The two major routes of oxysterol metabolism are via 7α- and (25R)26-hydroxylation through Cyp7b1 (Cyp39a1 in the case of 24S-hydroxycholesterol) and Cyp27a1, respectively [9]. As detailed above knockout of Cyp27a1 results in a small decrease in the level of 24S,25-epoxycholesterol. In contract knockout of Cyp7b1 results in a significant increase of the epoxide, strongly indicating that it represents a substrate of this enzyme. When appropriate RICs were generated for 3β,7α-dihydroxycholest-5-en-24S,25-epoxide we failed to find any components giving fragmentation spectra compatible with this structure in any of our mouse brain samples studied, presumably because abundance of the metabolite was below the detection limit. Unfortunately, the authentic standard of 3β,7α-dihydroxycholest-5-en-24S,25-epoxide is not currently commercially available.

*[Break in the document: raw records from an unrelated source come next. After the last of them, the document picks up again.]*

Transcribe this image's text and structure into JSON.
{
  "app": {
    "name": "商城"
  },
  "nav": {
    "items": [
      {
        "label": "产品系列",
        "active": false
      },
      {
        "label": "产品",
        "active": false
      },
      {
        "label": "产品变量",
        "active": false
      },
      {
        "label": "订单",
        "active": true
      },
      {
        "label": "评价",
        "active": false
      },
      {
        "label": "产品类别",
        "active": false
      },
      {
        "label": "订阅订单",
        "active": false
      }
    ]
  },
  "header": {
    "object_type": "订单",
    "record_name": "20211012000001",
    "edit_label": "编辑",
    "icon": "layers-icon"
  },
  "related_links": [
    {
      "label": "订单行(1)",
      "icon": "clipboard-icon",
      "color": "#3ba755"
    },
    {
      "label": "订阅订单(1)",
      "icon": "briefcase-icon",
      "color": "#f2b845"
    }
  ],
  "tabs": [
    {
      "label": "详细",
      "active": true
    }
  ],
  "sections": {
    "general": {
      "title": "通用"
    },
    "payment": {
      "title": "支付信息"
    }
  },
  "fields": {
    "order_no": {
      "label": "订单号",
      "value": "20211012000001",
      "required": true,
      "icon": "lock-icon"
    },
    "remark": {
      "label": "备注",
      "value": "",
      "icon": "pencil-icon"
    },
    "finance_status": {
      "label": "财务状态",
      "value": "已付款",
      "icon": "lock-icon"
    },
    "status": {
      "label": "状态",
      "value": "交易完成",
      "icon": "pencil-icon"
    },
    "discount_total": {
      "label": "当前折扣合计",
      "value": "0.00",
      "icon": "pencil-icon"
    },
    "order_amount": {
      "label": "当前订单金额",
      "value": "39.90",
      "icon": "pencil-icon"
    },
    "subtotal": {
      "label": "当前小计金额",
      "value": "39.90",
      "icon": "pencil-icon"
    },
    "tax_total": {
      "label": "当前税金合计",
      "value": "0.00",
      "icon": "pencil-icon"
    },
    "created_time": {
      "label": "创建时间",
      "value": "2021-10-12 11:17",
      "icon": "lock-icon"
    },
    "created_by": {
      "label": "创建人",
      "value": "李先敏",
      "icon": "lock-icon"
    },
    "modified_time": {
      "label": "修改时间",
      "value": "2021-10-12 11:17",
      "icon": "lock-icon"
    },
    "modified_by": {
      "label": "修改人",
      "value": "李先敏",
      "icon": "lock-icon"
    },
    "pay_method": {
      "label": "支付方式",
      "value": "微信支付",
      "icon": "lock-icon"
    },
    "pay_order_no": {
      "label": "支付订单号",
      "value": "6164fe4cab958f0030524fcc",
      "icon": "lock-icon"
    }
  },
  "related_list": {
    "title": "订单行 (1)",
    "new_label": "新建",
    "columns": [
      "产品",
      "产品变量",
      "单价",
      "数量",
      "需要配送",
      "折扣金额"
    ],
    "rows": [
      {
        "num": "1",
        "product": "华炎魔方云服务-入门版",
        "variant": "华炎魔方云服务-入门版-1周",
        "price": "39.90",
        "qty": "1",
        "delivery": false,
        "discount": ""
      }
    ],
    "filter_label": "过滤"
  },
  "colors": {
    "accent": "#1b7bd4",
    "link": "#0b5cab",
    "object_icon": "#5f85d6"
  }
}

It is also of interest to compare the levels of 24S,25-epoxycholesterol in adult (0.4–1.4 μg/g) to that found in the newborn mouse (1.12 μg/g) [21] and in developing mouse brain (E11.5, ventral midbrain, Vm, 0.39 μg/g; cortex, Ctx, 0.33 μg/g) [29,30]. For reference, the levels of 24S-hydroxycholesterol were measured to be 0.51 μg/g in newborn mouse brain and 0.03 μg/g in Vm and Ctx of the developing brain. Although the absolute levels of 24S,25-epoxycholesterol are quite similar in the adult, new born and developing mouse brain, the ratios of 24S,25-epoxycholesterol to 24S-hydroxycholesterol vary by almost 3 orders of magnitude (adult ∼1:60–1:20; newborn ∼2:1, foetus ∼10:1). This is a striking difference, but can be reconciled with the differing routes of formation of these oxysterols. 24S,25-Epoxycholesterol is formed via a shunt of the mevalonate pathway in parallel to cholesterol, while 24S-hydroxycholesterol is formed from cholesterol. In mouse embryonic development the foetal brain becomes the major source of its own cholesterol at E10–E11 [31], thus, at E11 the mouse brain is actively synthesising cholesterol and 24S,25-epoxycholesterol. On the other hand, 24S-hydroxycholesterol is a metabolic product of cholesterol itself, and in developing brain Cyp46a1 expression is low until E18, thereby conserving newly synthesised cholesterol for utilisation by plasma membranes [31]. In contrast, in adult mouse brain where Cyp46a1 is fully expressed in neurons, about half of the newly synthesised cholesterol is converted to 24S-hydroxycholesterol [10], thereby accounting for its appreciable level in brain.

These results are significant when the role of oxysterols in controlling cholesterol levels is considered. Although 24S-hydroxycholesterol suppresses the processing of SREBP-2 and also acts as a ligand to the liver X receptors (Lxrs) in vitro [12], its low level in comparison to 24S,25-epoxycholesterol in developing brain questions the relative importance of these two oxysterols in foetal brain. Further, in addition to excreting cholesterol from brain more slowly, Cyp46a1 knock-out mice synthesise cholesterol via the mevalonate pathway at a reduced rate [32], this argues against a role for 24S-hydroxycholesterol as a major regulator of cholesterol syntheses, but would be consistent with 24S,25-epoxycholesterol playing a role in “fine tuning” the rate of cholesterol synthesis. It should be noted that 24S,25-epoxycholesterol has a further role in the developing midbrain, where through activation of Lxrs it regulates dopaminergic neurogenesis [30].

In conclusion, here we report the levels of 24S,25-epoxycholesterol in rodent brain. Its elevated level in the Cyp7b1−/− mouse strongly suggests that it is a substrate for the Cyp7b1 enzyme.